Immer has been gratified to find that the principles she has learned and taught in wine enjoyment have only been strengthened by her experiences in the kitchen.

One idea she has employed in matching food and wine is the universal attraction of the human palate to sweetness. "The fundamental truth in my opinion is that foods in their peak condition, whether it's a raw shrimp or an ear of corn or a grilled onion, share a certain sweetness. When you think of it, the same is true with wine," Immer said.

She is quick to explain that she doesn't mean sugary sweetness, but a clean-tasting rightness that is revealed when a food is at the peak of its flavor and ripeness, and properly prepared.

"The degree to which those characteristics are pronounced in a wine can be matched to the degree in the food, as well," she explained. Another principle is layering: The winemaker begins with the flavor of the particular grape or grape picked at a certain degree of ripeness, adds the character of oak (or doesn't) and, at every stage, seeks to concentrate and enhance the flavor, layer upon layer. In making a classic sauce, you start with a stock and then reduce it and then add ingredients and so on, layering the flavors.

On Maui, Immer and her fellow presenters — winemakers and chefs from the United States, Australia and Europe — will be discussing this layering process in a series of presentations including one on how to pair Rhine- and Rhone-style wines with Pacific Rim foods, a tasting aimed at recognizing the difference between Old- and New-World wines and a dinner in which the wines served will be "Anything But Chardonnay & Cabernet."

What are the hot topics that will come up as wine lovers congregate for the Kapalua Festival events?

Immer outlined three:

• Corks and closures, meaning the continuing debate over real cork vs. synthetic materials or even screw caps. Cork, though beloved by the traditionalist, can become tainted, ruining a costly bottle of wine. And cork is growing more expensive and more scarce.

Her bottom line: "If you do see a synthetic cork, don't sweat it," she said.

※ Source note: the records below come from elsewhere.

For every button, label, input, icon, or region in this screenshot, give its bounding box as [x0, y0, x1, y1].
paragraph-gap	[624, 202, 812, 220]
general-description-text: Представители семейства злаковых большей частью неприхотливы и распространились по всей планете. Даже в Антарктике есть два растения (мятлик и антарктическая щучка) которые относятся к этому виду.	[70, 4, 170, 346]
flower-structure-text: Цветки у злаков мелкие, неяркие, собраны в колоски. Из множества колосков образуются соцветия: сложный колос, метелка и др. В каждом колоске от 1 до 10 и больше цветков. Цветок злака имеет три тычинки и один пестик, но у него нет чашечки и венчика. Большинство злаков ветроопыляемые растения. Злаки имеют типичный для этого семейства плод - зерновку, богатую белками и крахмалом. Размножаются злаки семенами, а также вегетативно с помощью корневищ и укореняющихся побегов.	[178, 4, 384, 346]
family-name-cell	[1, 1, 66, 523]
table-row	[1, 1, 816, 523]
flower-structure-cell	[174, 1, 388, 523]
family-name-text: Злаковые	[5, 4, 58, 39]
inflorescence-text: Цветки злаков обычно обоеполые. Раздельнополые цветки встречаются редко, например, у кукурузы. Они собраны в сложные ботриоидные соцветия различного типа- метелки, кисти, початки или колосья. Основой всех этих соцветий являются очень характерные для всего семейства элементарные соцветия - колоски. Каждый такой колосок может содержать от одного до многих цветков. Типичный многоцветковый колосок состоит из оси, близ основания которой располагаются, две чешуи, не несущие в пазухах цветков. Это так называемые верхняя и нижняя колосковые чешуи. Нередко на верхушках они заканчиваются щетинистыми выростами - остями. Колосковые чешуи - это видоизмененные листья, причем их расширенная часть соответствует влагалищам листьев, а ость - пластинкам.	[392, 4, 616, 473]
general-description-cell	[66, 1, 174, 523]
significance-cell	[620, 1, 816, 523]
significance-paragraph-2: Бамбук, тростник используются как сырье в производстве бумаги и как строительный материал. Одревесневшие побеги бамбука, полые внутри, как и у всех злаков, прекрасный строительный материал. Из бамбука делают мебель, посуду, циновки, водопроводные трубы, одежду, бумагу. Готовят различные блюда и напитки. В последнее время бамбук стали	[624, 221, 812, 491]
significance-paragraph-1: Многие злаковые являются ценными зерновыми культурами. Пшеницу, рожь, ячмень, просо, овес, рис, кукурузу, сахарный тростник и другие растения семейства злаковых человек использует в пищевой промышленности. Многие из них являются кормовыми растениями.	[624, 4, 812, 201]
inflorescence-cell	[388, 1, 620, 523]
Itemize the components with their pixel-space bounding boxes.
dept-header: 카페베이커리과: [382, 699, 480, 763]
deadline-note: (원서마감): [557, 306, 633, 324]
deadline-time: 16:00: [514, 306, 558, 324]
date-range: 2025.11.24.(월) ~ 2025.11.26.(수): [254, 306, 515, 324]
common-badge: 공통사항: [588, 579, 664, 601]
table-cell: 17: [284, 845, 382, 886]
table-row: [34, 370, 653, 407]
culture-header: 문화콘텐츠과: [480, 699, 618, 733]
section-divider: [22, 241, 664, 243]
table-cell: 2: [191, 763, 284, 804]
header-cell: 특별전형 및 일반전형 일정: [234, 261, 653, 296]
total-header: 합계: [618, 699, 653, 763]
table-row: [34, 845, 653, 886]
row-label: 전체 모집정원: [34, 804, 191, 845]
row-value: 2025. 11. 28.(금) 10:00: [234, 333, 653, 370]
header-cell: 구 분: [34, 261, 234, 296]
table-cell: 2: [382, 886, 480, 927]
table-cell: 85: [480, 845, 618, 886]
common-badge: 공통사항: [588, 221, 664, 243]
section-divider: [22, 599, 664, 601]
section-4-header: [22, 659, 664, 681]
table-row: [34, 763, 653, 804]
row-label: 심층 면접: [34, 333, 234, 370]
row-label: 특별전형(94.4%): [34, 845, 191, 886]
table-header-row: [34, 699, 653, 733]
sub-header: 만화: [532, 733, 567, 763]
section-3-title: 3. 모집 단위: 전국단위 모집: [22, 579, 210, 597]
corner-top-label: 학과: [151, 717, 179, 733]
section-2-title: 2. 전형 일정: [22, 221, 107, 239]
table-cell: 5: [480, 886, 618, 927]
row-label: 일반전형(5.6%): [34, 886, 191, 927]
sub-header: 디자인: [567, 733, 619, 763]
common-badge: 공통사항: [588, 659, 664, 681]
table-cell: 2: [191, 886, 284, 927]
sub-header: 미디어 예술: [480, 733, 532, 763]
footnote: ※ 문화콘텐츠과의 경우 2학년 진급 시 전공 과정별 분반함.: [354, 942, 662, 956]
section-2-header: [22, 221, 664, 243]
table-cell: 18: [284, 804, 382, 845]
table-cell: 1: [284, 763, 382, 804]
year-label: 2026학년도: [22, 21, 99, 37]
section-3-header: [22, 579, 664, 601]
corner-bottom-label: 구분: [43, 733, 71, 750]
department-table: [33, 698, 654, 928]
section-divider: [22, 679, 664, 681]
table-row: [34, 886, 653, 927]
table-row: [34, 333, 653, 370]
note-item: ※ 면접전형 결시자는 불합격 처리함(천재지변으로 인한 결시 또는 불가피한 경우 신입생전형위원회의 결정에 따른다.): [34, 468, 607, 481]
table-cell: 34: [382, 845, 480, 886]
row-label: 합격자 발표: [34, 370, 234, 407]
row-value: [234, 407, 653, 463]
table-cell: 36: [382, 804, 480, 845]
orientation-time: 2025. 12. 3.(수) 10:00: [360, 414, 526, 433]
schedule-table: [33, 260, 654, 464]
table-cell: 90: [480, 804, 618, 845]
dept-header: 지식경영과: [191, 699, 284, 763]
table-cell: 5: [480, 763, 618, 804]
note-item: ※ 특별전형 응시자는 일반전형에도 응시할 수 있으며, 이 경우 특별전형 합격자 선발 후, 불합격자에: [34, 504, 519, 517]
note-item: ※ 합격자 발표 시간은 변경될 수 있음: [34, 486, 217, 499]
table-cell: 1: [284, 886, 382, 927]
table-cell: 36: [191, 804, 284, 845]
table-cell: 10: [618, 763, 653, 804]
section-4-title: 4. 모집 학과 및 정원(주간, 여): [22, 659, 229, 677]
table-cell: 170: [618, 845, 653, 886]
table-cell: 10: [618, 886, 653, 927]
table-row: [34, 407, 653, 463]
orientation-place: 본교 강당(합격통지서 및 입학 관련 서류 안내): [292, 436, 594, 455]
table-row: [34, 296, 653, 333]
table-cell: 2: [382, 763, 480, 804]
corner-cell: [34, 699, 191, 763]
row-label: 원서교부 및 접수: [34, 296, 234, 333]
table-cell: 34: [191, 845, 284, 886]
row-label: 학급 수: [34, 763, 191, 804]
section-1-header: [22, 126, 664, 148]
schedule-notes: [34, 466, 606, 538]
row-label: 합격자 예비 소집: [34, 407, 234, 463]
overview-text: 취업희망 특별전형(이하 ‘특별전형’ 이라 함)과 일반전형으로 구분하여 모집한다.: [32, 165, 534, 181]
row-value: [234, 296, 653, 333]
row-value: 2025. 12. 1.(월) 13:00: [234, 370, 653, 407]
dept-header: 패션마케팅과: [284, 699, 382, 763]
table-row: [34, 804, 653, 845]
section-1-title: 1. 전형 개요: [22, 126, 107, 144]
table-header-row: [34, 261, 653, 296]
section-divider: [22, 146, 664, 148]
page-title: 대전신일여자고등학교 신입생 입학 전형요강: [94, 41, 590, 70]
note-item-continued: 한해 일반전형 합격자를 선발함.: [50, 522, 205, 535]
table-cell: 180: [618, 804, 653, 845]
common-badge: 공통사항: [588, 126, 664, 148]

• The shift toward "new varietals" and away from an almost exclusive concentration on chardonnays and merlots. "It's not to say they're not still the most popular, but people are starting to be interested in other wines and I think it's fascinating because, from a historical perspective, this is pretty quick. We were a Blue Nun and Cella Lambrusco culture for a lot longer than we've been drinking chardonnay and merlot," she said.

Among the wines that she's excited about: shiraz (syrah in France), zinfandel (not to be confused with white zinfandel) and sauvignon blanc.

• And prices. Mostly, how ridiculously high can they get before consumers turn off? "When the dot-com stock market silliness was at its peak, a lot of wineries felt they couldn't even put a wine on the market for less than $60. Never mind that it had no track record," Immer said.

Her hope is that wineries will be "brave" enough to introduce wines at reasonable prices to entice buyers to taste different varietals and blends, and cease to price wines steeply as a means of making them seem desirable.

Immer is particularly looking forward to some European-style winemakers' dinners at Kapalua, in which they're adopting the practice that's followed at post-harvest dinners in Europe. Winemakers gather for a festive dinner, each bringing select bottles from their cellars. During they meal, they casually hand the bottles around, circulating them between tables, taste and talk.

"This is in keeping with the distinctly Island flair that we want to maintain at this event," she said. "Nobody's taking themselves too seriously ... That makes a lot of sense to me."